We should keep in mind that our devices are designed to be addictive. We are consumers, and companies want ad revenue and want us to spend as much time as possible on our phones or online. Let’s not fall for it. We are humans first and foremost, not consumers. Here is an eye-opening article that informed this current paragraph. One of the designers they discuss is also co-director of an initiative called Time Well Spent. Their website discusses everything I’ve just mentioned and more, and better.

Next blog post I’ll dig more deeply into our favorite ancient texts, but it’s just too hot this week for that kind of discipline. Feel free to comment below or drop me a line at russella897[at]gmail.com with any thoughts. Thanks for reading.

*Everyone except me–I’m writing this on a piece of paper to get into an altered state of mind for this post. But normally I’d be on my phone.

2 thoughts on “A Stoic response to the digital onslaught

  1. Great points on the “cutoff” and “etiquette!” On of my “Stoic” exercises lately has been to ban myself from blogs and social media three days a week, and limit it to one hour on other days. It’s hard. For instance, I’m breaking the 1-hour rule right now (shame on me!).

    Aside, though, I’m struggling with a different aspect of the Stoic response to technology: how are those of us who work professionally in technological fields supposed to understand our duty to the cosmopolis?

    Seneca is very direct in Letter 90 that the Sage is not interested in inventing new machines for their own sake. “Wisdom… is not, I insist, a maker of tools for everyday needs. Why do you attribute such trivial things to wisdom?” (90.27).

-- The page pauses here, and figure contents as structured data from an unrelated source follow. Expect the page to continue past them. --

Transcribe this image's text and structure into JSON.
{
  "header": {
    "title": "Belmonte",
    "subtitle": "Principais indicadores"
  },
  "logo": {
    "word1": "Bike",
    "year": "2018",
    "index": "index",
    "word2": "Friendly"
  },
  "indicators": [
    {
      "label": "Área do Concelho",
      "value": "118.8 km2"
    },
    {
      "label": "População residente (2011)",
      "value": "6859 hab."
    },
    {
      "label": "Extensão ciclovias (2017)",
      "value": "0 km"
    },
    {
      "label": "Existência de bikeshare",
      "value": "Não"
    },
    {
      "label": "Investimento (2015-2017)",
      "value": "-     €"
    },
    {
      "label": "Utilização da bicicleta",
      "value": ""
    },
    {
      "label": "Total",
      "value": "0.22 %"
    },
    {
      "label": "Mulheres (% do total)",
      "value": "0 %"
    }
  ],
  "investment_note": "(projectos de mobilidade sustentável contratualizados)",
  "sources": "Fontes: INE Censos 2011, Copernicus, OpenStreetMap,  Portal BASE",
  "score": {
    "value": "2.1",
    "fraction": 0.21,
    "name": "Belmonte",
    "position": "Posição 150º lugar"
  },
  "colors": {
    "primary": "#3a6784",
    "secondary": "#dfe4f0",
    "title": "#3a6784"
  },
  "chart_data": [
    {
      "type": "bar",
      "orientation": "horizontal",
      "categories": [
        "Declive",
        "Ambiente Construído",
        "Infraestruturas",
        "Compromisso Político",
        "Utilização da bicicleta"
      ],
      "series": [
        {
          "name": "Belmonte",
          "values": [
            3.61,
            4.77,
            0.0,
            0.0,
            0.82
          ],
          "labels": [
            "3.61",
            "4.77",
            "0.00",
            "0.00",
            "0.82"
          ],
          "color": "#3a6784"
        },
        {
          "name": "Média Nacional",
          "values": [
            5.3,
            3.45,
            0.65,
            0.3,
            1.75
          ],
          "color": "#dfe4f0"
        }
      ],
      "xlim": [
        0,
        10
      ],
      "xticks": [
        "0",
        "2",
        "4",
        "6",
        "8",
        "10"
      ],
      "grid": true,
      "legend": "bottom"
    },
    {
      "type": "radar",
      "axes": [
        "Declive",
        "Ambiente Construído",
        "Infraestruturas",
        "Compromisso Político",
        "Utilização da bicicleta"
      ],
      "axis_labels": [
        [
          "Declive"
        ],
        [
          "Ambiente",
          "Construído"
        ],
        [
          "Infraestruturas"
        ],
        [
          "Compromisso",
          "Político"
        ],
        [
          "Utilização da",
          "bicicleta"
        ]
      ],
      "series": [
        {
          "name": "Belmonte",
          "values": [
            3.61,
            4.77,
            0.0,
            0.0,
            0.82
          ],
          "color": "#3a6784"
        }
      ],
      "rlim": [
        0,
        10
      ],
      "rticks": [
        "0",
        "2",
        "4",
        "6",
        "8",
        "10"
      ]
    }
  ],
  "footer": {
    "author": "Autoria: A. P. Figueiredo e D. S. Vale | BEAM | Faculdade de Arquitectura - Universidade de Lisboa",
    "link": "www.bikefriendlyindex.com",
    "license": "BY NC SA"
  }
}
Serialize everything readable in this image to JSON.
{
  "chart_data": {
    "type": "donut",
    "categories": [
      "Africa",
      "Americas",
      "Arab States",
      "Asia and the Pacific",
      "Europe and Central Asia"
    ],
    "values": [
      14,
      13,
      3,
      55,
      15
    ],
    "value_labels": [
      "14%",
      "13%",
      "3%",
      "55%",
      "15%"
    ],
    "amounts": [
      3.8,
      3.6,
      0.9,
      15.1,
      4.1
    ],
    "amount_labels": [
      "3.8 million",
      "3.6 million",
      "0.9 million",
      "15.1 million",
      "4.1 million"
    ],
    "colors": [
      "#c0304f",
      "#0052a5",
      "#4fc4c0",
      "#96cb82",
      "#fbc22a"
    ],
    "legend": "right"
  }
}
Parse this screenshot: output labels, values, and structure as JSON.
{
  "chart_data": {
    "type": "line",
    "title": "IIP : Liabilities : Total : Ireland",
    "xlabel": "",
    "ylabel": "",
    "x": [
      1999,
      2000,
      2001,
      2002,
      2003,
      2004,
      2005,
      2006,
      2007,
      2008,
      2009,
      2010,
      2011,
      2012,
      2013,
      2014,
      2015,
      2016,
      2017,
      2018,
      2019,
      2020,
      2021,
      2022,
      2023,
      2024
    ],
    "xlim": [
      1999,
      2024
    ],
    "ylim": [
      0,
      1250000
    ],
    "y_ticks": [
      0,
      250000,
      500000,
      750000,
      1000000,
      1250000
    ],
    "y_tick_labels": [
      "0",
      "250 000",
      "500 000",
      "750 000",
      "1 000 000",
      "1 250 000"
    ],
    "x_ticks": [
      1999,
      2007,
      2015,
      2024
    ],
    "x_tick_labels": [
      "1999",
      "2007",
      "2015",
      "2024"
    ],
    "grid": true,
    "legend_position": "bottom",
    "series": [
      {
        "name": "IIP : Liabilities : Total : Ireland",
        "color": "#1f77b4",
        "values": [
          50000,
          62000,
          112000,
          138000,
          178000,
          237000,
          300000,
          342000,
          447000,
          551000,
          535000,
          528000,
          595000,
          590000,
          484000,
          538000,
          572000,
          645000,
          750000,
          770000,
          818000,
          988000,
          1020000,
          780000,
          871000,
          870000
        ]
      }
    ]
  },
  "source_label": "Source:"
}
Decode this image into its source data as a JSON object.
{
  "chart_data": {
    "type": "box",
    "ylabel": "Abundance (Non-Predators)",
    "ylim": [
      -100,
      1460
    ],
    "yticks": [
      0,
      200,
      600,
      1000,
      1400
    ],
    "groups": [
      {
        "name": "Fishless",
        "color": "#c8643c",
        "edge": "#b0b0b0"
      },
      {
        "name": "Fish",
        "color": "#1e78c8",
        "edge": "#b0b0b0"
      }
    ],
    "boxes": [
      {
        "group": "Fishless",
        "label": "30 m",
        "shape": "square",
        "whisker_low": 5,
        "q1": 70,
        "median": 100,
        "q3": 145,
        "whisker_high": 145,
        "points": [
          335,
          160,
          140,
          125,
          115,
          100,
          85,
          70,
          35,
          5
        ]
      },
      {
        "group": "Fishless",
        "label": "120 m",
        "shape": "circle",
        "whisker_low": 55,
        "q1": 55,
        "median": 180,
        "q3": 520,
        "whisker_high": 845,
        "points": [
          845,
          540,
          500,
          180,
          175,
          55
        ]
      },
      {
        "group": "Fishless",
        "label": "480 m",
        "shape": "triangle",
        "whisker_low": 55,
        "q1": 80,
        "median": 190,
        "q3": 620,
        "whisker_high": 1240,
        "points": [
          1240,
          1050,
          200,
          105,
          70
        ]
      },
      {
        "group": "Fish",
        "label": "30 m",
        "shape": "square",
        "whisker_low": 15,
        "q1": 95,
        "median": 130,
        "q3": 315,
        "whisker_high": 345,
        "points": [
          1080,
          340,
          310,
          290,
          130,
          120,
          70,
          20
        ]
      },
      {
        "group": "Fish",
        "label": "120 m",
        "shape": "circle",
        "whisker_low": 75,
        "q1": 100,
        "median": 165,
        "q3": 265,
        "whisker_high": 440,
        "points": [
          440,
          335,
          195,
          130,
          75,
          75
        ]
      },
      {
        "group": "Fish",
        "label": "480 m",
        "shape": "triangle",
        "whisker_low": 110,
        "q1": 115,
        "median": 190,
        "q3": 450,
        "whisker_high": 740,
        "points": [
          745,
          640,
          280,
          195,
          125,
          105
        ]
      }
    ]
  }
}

    Technology and science *can* be a way to benefit humanity virtuously. But, as with any economic activity, it’s awfully hard to tell whether the work we do is helping us achieve a virtuous end, or simply providing more kinds of wealth that end up encouraging vice.

    Liked by 1 person

    1. You should definitely limit the time you spend reading this blog. It may cause inflammation.
      As for work, that’s another tricky matter. There was a thread titled “Work like a Stoic?” on Reddit last month that was pretty interesting. Most of us aren’t rich like Seneca and have to do something to pay the bills. Even he had to answer to Nero and that seems crappy to me. 🙂 We can’t really control the activities or goals of our employer but can only control our own work ethic and how we interact with colleagues. Utilizing our intelligence and skills is living in agreement with nature.
      I think the Stoic sage is an unrealizable ideal. Useful as an ideal but I don’t want to feel bad about myself because I can’t pursue wisdom for a living.
      I’m reading J. Kabat-Zinn on mindfulness and it’s very helpful to realize you can bring heightened awareness to every moment. It’s a bit different from prosoche but same general idea, that awareness should permeate our days. I don’t know how much more we can do.
      My profession is much-maligned so I’ve had to do mental gymnastics to find a virtuous path!